Nr. 37 vom 14. September 1996

 

Bauernblatt für Schleswig-Holstein und Hamburg

Autor Dr. agr. Hans Peter Stamp

Logisch?

Eine der größten Herausforderungen der nächsten Jahrzehnte liegt in der Einsparung von Energie. Insbesondere dann, wenn die Kernenergie gesellschaftlich weiterhin so geächtet bleibt, wie es gegenwärtig der Fall ist, geht am Energiesparen auch überhaupt kein Weg vorbei. Jedermann weiß, dass heute der größte Teil der bei uns verbrauchten Energie aus fossilen Energieträgem stammt und dass diese nicht in unendlichen Mengen auf Erden vorhanden sind. Regenerative Energien werden dies niemals voll ersetzen können, eine Perspektive sind sie deshalb nur, wenn kräftig Energie gespart wird.

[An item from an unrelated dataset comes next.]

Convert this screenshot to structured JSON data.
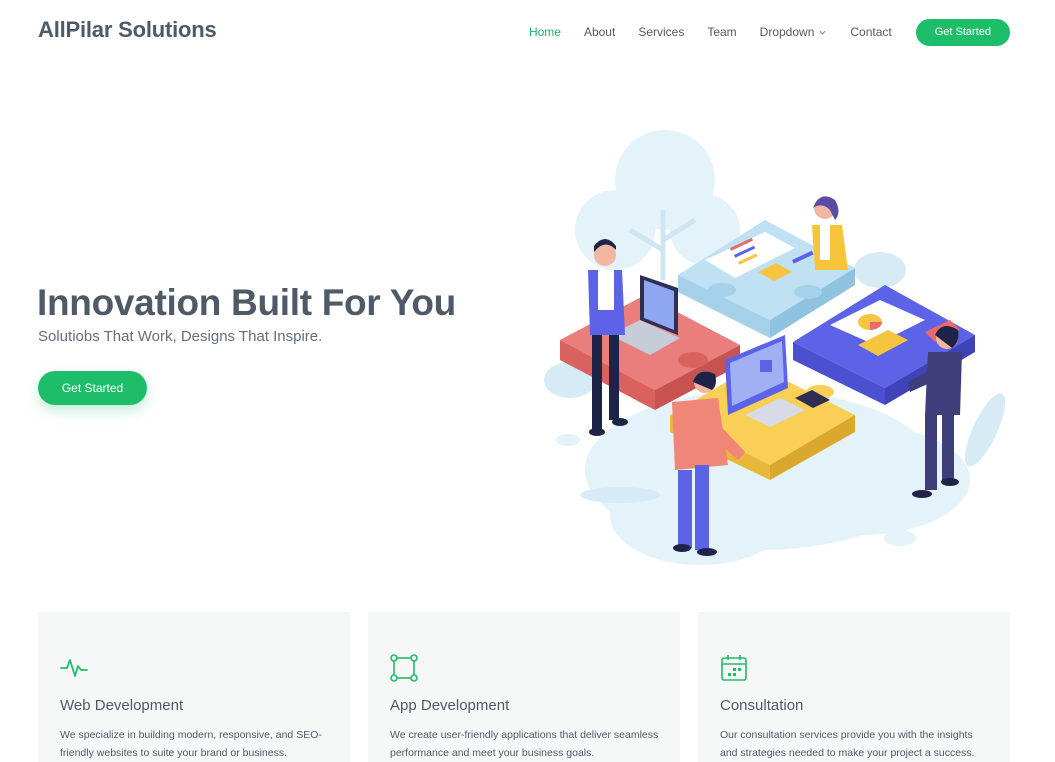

Ein interessantes Energiesparmodell hat man sich jetzt für unsere Schulen ausgedacht; die Lehrer waren eben schon immer besonders gute Umweltschützer. Das Modell sieht so aus: Wenn an einer Schule eine bestimmte Energiemenge gespart wird und damit auch Kosten in entsprechender Höhe, gibt der Schulträger der einzelnen Schule von dem ersparten Geld die Hälfte ab. Darüber darf die Schule frei verfügen.

Dabei darf man sicherlich davon ausgehen, dass die Mittel zur Verbesserung des Lernerfolgs der Kinder eingesetzt werden. Vielleicht stellt sich hier die Frage am Rande, ob bisher vom Schulträger nicht genügend Geld für einen optimalen Lernerfolg ausgegeben wurde; denn, wenn das der Fall wäre, bräuchte man keine zusätzlichen Mittel. Aber lassen wir diese Überlegung am Rande und wenden uns wieder dem Projekt selbst zu.

Die Autoren des Projekts nennen es "fifty- fifty", weil Schulträger und Schule den ökonomischen Vorteil des Energiesparens jeweils zu 50 % haben.

Das Interessanteste an diesem Projekt ist, dass es von seinen Autoren, von der gesamten Umweltszene und den Landesregierungen in Kiel und Hamburg als Innovation gefeiert wird. Neu aber ist die Idee nicht. In der gesamten Wirtschaft, von der Landwirtschaft über die Schwerindustrie bis hin zu den Bereichen Transport und Handel gilt das Prinzip des ökonomischen Anreizes schon immer.

Die Senkung von Kosten steht in den Gebetbüchern der Betriebswirtschaftler ganz obenan. Vergleicht man das schon immer praktizierte Verhalten der Wirtschaft mit dem fifty-fifty-Projekt, muss man allerdings sagen, die Wirtschaft praktiziert es hundred/zero.

Nein, in dieser Hinsicht braucht in der Wirtschaft niemand etwas von den Lehrern zu lernen. Die Lehrer haben das Rad in Form des ökonomischen Anreizes zum zweitenmal erfunden, aber leider nur fifty-fifty. Geht man mit ihnen etwas härter ins Gericht, kann man sie auch fragen: Warum haben sie dort, wo es offensichtlich möglich gewesen wäre, nicht schon längst Energie und Kosten gespart?